With Israel’s status as a “Jewish and democratic state,” one could expect it to be generous toward asylum seekers. After all, the 1951 Refugee Convention, which Israel was quick to sign and ratify, was enacted as a direct reaction to World War II atrocities, particularly the Holocaust.
The facts, however, show differently. Israel indeed refrains from deporting asylum seekers from Eritrea and Sudan – consisting of about 85% of the total number of such peopel in the country. It refuses, however, to process these nationals’ applications for asylum, and is satisfied with granting them a temporary right to sojourn in the country, without the right to work, or any other social rights. An exception is the Olmert government’s ad hoc decision from 2007 to grant 600 Darfuries – who fled from genocide – temporary resident status, which has to be renewed every six months.

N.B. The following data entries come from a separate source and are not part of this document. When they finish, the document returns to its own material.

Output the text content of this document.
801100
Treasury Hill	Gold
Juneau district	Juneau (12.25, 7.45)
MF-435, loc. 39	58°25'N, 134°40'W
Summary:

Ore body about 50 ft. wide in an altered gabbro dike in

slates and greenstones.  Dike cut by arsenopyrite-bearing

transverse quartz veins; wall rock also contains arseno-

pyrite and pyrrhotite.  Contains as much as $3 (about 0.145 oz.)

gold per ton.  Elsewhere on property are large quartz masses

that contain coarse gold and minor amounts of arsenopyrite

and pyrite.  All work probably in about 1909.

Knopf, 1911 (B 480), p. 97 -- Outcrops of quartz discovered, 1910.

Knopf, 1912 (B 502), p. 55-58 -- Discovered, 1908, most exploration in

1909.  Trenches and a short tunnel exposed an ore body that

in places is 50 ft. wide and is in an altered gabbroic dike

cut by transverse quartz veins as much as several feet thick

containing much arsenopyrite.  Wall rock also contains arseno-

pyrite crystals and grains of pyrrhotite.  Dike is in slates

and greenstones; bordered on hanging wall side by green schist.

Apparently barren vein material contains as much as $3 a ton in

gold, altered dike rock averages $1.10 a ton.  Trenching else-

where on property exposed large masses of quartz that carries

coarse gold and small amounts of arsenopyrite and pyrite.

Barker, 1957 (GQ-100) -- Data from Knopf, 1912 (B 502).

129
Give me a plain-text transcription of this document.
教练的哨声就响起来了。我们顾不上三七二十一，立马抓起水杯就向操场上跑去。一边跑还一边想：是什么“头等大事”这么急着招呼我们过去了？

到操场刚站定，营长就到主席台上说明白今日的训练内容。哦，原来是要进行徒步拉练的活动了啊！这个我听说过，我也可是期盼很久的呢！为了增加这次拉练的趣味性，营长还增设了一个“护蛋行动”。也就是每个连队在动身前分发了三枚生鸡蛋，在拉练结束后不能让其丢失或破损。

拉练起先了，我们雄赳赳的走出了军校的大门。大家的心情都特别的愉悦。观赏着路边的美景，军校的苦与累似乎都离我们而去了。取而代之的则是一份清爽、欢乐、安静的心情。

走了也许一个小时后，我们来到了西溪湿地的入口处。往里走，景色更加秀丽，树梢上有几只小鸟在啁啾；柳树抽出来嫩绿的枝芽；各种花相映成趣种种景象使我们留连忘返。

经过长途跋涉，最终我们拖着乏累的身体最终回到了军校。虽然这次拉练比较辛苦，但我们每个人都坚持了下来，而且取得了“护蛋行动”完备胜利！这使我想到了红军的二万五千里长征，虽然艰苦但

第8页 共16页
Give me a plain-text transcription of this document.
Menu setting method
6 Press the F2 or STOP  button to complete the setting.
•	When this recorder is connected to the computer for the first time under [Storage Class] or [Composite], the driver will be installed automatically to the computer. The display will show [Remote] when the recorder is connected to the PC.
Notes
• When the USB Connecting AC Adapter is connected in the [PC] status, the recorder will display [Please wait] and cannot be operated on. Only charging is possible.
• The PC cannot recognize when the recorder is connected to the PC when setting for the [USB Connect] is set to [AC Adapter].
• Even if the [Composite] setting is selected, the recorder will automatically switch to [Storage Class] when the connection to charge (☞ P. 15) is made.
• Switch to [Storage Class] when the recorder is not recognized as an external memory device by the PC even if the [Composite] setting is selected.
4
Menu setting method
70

What about other nationals? After a long battle by the African Refugee Development Center (ARDC) – an Israeli refugee-founded NGO which took the Ministry of Interior to court under the Freedom of Information Act – it became apparent that Israel routinely rejects 99.9% of asylum applications. Between January 2008 and May 2011, Israel granted refugee status to only nine individuals, out of thousands of applicants. Moreover, while the Ministry of Interior has declaredthat it respects recommendations on status determination made by UNHCR, the ARDC case revealed that Israel respects the UNHCR predominantly when it gives negative recommendations regarding refugee status. Indeed, in all such cases, Israel adopted the recommendation, and refused the application. However, when UNHCR makes positive recommendations, Israel’s inclination is quite different – only 15% of UNHCR’s positive recommendations are acted on by the Israeli authorities.
The fact that the Israeli Ministry of Interior refused to reveal the aforementioned information until it was forced to do so by court order proves that even Israeli civil servants realize something is deeply wrong with the way Israel deals with people seeking refuge. It is legitimate for Israel to express concern – given its geographic location – over the possibility of large numbers of refugees entering its territory. Israel might also be justified in looking for ways to resettle such refugees in other countries. It is, however, illegitimate to simply refuse well-founded applications, as the outcome might be the return of people to places where they face persecution. Given the Jewish people’s history, a more compassionate approach could be and should be expected.

The writer is the academic instructor of the Refugee Rights Program at Tel Aviv University. He also represented ARDC before the Jerusalem District Court in its petition against the Israeli Ministry of Interior.